Assume, $x$ as a variable and represents angle of a right triangle. In trigonometry, the cosecant squared of angle $x$ is written as $\csc^2{x}$ or $\operatorname{cosec}^2{x}$ in mathematical form. The indefinite integration of cosecant squared function with respect to $x$ is written as the following mathematical form in differential calculus

$\displaystyle \int{\csc^2{x} \,}dx \,\,\,$ (or) $\,\,\, \displaystyle \int{\operatorname{cosec}^2{x} \,}dx$

Now, let us start deriving the integration formula for the cosecant squared function in integral calculus.

Express the derivative of cot function formula with respect to $x$ in mathematical form.

$\dfrac{d}{dx}{\, \cot{x}} \,=\, -\csc^2{x}$

$\implies$ $\dfrac{d}{dx}{\, (-\cot{x})} \,=\, \csc^2{x}$

As per differential calculus, the derivative of a constant is always zero.

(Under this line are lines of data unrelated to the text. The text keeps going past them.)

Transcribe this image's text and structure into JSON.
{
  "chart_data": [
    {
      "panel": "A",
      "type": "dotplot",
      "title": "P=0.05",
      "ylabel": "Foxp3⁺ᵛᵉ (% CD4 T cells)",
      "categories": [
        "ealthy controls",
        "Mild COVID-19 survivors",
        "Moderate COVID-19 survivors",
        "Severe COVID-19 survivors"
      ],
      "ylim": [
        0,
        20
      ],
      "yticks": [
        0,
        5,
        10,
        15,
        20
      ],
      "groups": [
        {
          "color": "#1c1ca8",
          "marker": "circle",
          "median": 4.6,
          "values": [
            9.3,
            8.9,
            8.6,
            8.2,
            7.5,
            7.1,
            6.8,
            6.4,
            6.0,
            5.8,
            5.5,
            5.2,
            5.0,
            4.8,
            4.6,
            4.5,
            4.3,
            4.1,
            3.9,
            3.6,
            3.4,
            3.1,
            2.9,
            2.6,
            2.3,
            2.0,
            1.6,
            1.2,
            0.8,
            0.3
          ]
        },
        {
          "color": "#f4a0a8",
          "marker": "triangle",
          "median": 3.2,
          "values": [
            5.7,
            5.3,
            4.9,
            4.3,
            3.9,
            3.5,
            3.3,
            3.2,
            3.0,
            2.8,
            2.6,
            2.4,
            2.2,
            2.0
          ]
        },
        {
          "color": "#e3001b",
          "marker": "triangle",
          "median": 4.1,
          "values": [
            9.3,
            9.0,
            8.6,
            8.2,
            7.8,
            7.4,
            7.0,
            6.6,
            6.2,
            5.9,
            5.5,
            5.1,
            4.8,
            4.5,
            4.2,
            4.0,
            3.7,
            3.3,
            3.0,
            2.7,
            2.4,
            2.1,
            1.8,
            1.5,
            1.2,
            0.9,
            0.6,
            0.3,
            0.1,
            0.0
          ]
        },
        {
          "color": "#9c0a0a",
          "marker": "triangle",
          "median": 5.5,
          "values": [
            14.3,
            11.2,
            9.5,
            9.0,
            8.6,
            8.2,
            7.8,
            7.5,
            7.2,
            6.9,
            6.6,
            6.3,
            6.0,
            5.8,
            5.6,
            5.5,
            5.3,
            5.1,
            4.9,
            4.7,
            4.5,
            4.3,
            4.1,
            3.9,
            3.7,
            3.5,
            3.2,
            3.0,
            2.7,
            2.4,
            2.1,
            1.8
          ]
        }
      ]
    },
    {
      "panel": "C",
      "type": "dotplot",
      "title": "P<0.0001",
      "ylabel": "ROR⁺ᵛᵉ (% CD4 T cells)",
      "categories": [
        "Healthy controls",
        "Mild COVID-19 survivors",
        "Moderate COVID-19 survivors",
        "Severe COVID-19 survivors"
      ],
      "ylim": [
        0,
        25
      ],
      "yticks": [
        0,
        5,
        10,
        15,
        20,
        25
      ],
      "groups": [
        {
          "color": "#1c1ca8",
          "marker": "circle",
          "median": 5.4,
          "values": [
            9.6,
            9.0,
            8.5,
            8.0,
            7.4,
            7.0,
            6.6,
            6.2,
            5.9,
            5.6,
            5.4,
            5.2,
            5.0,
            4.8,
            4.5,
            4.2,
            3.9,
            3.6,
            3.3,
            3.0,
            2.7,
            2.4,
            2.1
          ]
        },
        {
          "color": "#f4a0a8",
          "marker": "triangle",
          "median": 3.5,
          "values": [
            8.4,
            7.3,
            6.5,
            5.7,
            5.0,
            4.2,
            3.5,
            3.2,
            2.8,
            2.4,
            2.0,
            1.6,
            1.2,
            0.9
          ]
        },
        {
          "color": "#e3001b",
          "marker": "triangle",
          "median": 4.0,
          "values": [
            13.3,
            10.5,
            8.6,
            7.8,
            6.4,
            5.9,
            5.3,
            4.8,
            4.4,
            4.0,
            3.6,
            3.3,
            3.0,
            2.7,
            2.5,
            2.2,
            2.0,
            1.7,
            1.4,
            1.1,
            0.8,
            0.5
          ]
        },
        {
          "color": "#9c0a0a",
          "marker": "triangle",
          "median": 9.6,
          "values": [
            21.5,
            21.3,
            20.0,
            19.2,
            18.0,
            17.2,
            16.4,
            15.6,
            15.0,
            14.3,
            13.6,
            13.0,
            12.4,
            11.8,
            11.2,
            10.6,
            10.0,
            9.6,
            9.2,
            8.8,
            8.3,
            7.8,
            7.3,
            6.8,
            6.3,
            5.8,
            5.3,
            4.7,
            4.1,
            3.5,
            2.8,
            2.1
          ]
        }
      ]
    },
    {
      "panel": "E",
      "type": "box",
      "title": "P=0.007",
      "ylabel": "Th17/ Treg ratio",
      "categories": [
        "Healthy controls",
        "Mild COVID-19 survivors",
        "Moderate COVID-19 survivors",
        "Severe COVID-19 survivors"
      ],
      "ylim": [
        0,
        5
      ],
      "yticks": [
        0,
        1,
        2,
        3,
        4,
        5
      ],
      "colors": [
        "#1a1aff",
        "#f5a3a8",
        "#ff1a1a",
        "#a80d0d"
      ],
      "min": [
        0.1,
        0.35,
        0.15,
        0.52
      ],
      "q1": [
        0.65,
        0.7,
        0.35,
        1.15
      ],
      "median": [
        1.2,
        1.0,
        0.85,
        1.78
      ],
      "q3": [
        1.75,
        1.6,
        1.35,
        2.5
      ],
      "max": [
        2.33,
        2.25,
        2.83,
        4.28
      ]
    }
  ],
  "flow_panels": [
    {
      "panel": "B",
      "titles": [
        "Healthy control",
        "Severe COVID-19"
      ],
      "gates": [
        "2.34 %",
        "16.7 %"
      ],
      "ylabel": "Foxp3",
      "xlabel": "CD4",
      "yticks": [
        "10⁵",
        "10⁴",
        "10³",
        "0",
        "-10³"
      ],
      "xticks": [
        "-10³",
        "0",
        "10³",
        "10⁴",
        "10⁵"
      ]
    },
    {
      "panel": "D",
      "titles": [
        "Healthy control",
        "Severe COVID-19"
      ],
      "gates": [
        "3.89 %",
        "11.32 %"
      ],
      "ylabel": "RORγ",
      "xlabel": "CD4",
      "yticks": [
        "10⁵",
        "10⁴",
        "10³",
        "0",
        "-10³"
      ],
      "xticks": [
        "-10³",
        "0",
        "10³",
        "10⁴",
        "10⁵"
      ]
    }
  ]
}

So, there is no problem in adding an arbitrary constant to cot function.

$\implies$ $\dfrac{d}{dx}{(-\cot{x}+c)} \,=\, \csc^2{x}$

According to integral calculus, the collection of all primitives of $\csc^2{x}$ function is called the integration of $\csc^2{x}$ function. It can be written in mathematical form in two ways.

$\displaystyle \int{\csc^2{x} \,}dx \,\,\,$ (or) $\,\,\, \displaystyle \int{\operatorname{cosec}^2{x} \,}dx$

The primitive or an antiderivative of $\csc^2{x}$ function is $-\cot{x}$ and the constant of integration ($c$) in this case.

$\dfrac{d}{dx}{(-\cot{x}+c)} = \csc^2{x}$ $\,\Longleftrightarrow\,$ $\displaystyle \int{\csc^2{x} \,}dx = -\cot{x}+c$

$\therefore \,\,\,\,\,\,$ $\displaystyle \int{\csc^2{x} \,}dx = -\cot{x}+c$

Therefore, it has proved that the indefinite integration of cosecant squared of an angle function is equal to the sum of the negative cot function and a constant of integration.